Control Simulation for an ESnet-JLab FPGA Accelerated Transport Load Balancer

¹ Thomas Jefferson National Accelerator Facility
² Energy Sciences Network

^* e-mail: dhoward@es.net
^** e-mail: goodrich@jlab.org
^*** e-mail: timmer@jlab.org
^**** e-mail: yak@es.net
^† e-mail: heyes@jlab.org
^‡ e-mail: davidl@jlab.org
^§ e-mail: stac@es.net
^¶ e-mail: gurjyan@jlab.org

Published online: 6 May 2024

Abstract

The Thomas Jefferson National Accelerator Facility collaborates with Lawrence Berkeley National Lab to implement a dynamic UDP load balancer (LB) for high-throughput scientific data processing. This study employs a simulation to compare the efficacy of Proportional, Integrative, Derivative (PID) controllers and Q-Learning based controllers for configuring the load balancer.
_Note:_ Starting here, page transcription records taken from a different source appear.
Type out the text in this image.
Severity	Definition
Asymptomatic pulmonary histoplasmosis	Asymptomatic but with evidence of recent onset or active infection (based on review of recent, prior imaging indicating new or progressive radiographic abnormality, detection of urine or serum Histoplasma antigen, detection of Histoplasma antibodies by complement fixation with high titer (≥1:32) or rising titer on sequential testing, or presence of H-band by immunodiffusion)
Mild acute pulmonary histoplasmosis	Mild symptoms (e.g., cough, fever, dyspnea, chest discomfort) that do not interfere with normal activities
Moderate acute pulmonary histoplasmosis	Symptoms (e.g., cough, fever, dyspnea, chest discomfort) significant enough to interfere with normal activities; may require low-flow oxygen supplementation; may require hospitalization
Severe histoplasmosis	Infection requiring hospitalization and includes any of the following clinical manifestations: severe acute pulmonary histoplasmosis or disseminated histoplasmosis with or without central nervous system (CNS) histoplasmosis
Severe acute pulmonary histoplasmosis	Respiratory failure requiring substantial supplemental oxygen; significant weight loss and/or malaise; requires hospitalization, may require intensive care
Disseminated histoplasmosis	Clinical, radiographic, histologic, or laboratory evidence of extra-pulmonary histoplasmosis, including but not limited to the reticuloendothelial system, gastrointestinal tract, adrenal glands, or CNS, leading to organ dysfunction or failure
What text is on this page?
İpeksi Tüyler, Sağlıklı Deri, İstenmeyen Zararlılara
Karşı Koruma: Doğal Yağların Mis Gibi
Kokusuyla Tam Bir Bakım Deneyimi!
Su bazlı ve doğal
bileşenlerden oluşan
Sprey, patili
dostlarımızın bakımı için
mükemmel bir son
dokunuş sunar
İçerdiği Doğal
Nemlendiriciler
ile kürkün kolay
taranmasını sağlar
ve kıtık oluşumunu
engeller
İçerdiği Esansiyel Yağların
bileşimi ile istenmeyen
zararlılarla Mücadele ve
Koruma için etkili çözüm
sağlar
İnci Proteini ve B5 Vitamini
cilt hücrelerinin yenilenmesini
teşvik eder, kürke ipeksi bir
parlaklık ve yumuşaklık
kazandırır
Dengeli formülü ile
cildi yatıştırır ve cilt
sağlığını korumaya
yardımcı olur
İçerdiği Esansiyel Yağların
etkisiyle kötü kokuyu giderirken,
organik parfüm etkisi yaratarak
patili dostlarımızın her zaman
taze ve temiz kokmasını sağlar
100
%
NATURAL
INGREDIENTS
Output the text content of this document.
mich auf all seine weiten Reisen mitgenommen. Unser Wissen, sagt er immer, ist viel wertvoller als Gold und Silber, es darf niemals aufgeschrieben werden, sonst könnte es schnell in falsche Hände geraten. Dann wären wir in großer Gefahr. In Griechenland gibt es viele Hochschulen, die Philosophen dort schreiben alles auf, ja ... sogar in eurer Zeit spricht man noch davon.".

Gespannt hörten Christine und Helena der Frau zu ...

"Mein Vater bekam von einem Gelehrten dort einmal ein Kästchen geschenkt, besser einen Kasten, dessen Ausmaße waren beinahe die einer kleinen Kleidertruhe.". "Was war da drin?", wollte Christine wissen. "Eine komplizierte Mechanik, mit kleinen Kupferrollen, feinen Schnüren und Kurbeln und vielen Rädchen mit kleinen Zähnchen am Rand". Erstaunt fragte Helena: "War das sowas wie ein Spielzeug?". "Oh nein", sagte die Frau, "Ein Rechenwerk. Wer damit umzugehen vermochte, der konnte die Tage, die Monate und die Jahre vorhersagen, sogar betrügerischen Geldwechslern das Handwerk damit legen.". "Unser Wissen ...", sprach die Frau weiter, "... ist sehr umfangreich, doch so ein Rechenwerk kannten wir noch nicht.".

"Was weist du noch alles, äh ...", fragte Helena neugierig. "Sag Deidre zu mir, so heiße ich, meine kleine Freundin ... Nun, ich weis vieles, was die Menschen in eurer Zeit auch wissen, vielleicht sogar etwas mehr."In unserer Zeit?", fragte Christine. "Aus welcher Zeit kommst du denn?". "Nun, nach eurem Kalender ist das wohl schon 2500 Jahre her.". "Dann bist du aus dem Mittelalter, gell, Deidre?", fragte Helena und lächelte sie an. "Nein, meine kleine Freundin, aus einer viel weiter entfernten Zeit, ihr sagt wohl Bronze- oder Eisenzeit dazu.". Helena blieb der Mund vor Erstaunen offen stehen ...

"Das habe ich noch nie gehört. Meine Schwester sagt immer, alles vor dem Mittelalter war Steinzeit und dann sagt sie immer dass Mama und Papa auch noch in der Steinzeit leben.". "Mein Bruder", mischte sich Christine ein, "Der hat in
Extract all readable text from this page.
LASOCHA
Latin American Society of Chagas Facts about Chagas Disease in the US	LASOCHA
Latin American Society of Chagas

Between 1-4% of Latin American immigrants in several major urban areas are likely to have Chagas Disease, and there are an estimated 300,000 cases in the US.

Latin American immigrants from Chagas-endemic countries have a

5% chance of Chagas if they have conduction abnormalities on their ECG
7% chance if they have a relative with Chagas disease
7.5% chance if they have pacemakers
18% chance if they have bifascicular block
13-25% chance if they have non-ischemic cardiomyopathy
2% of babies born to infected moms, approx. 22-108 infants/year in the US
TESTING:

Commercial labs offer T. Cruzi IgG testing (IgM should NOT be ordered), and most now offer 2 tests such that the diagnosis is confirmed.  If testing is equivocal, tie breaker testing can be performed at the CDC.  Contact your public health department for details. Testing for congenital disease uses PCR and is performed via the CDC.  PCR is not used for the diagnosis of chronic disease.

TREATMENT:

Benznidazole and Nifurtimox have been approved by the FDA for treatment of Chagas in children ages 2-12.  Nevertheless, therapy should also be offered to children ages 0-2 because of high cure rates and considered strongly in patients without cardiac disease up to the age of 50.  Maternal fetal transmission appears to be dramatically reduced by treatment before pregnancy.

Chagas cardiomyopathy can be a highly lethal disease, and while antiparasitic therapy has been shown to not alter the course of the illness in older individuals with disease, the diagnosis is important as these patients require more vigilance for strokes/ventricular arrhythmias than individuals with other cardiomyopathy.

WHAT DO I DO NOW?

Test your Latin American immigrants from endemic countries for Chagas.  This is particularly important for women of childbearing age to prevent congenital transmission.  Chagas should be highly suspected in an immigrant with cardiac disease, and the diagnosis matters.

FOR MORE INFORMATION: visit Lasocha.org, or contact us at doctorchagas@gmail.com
Two cluster configurations, homogeneous and heterogeneous, were examined. The simulation results indicate that PID control is superior in both configurations. In homogeneous clusters, PID achieved a 50% reduction in aggregate queue levels and maintained an even distribution across computational nodes (CNs). In contrast, Q-Learning was less effective in heterogeneous environments, exacerbating queue levels compared to the no-control case and failing to achieve balance across the cluster. Our findings suggest that PID control should be used for the ESnet-JLab FPGA Accelerated Transport (EJFAT) system.